La même fatalité météorologique semble poursuivre Emmanuel Macron et son prédécesseur. Lundi après-midi, la délégation californienne de la candidature olympique avait serré la main de Thomas Bach, président du Comité international olympique (CIO) sous un soleil radieux. Le slogan de Los Angeles 2024 n’est autre que «follow the sun». Mais c’est sous la pluie, quelques instants plus tard, qu’Emmanuel et Brigitte Macron, suivis de la délégation parisienne aux Jeux, sont arrivés au musée olympique de Lausanne.

L’attraction du président français avait mobilisé les passants, qui, pour les plus patients, l’ont vu marcher la main dans celle de son épouse sur les quais d’Ouchy, fermés au traffic et intensément sécurisés. Sibeth Ndiaye, gardienne d’image du président le précède et monte l’escalier quatre à quatre en courant. La jeune femme repérée avec bonheur dans le documentaire Dans les coulisses d’une victoire est sous nos yeux. Puis viennent Brigitte, ses talons aiguilles, son sourire et sa blondeur. Emmanuel Macron a un air gamin qui se tient bien, il serre des mains.
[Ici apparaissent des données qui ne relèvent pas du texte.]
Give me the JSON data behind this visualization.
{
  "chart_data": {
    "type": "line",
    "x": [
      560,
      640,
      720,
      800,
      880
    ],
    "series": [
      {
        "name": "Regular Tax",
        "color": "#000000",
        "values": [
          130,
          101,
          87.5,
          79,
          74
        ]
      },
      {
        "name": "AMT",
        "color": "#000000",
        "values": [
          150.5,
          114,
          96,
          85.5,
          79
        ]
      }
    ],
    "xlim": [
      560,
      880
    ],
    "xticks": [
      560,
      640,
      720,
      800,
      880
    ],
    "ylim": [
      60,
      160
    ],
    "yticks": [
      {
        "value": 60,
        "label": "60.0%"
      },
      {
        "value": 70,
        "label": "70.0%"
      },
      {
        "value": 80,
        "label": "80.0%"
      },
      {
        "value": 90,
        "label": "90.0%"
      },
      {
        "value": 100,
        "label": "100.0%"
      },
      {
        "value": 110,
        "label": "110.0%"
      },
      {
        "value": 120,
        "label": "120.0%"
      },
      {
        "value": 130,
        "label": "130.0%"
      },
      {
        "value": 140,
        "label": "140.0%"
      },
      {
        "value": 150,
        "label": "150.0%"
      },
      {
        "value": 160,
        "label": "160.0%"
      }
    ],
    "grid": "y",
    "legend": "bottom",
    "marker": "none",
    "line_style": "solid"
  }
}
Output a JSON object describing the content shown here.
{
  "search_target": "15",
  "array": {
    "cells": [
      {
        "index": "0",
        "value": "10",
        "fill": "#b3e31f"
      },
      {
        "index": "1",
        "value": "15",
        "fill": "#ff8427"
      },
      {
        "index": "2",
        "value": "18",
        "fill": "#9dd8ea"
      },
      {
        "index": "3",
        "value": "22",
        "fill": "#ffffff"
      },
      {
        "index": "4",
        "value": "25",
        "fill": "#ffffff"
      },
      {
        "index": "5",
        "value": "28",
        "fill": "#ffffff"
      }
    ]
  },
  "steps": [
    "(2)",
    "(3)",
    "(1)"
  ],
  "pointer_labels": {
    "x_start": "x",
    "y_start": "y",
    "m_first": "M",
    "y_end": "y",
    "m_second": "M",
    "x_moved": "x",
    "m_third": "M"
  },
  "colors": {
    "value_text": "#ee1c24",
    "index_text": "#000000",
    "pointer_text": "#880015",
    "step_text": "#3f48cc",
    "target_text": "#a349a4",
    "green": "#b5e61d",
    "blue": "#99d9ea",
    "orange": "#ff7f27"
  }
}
Là, on reconnaît Anne Hidalgo, maire de Paris. C’est la France qui est à Lausanne, et les dizaines de journalistes autour nous le rappellent bien! Le journaliste de BFM TV, le pauvre, en est à son troisième live avant même que le président n’apparaisse, il meuble.

Moins vedette mais tout aussi glamour, c’est la présidente du gouvernement vaudois Nuria Gorrite qui a accueilli le couple présidentiel. Ses collègues Pascal Broulis et Philippe Leuba étaient présents, ainsi que les municipaux Jean-Yves Pidoux, Pierre-Antoine Hildbrand et Natacha Litzisdorf. Durant la prise de photo officielle de la candidature Paris 2024, l’oeil à tout, Emmanuel Macron a aidé la présidente du comité paralympique français, Emmanuelle Assmann, à se faire une place au premier rang dans son fauteuil roulant. Un geste symbolique qui rappelle que le chef d’Etat est sensible à la cause des sportifs handicapés.

La délégation s’est ensuite rapidement engouffrée dans le Musée olympique pour démarrer une visite. S’en est suivie une conférence de presse donnée à deux voix avec Thomas Bach.

Après s’être gentiment moqué de Donald Trump qui n’était pas à Lausanne pour défendre sa candidature, le président français a parlé plus gravement. «Cette candidature est une compétition, j’en suis conscient et je suis extrêmement fier de la présenter. Nous sommes à l’écoute de ce que le CIO nous demandera d’améliorer», a promis Emmanuel Macron. «Nous sommes dans un monde qui doute et parfois se fracture. Porter les valeurs de l’olympisme, c’est ce dont nous avons besoin».

Le Comité international olympique donnait lundi soir un dîner à la table d’Anne-Sophie Pic au Beau-Rivage Palace, à Ouchy. Du canton de Vaud, ont été conviés Nuria Gorrite et le syndic de Lausanne Grégoire Junod. Le président repartira à Paris mardi à midi.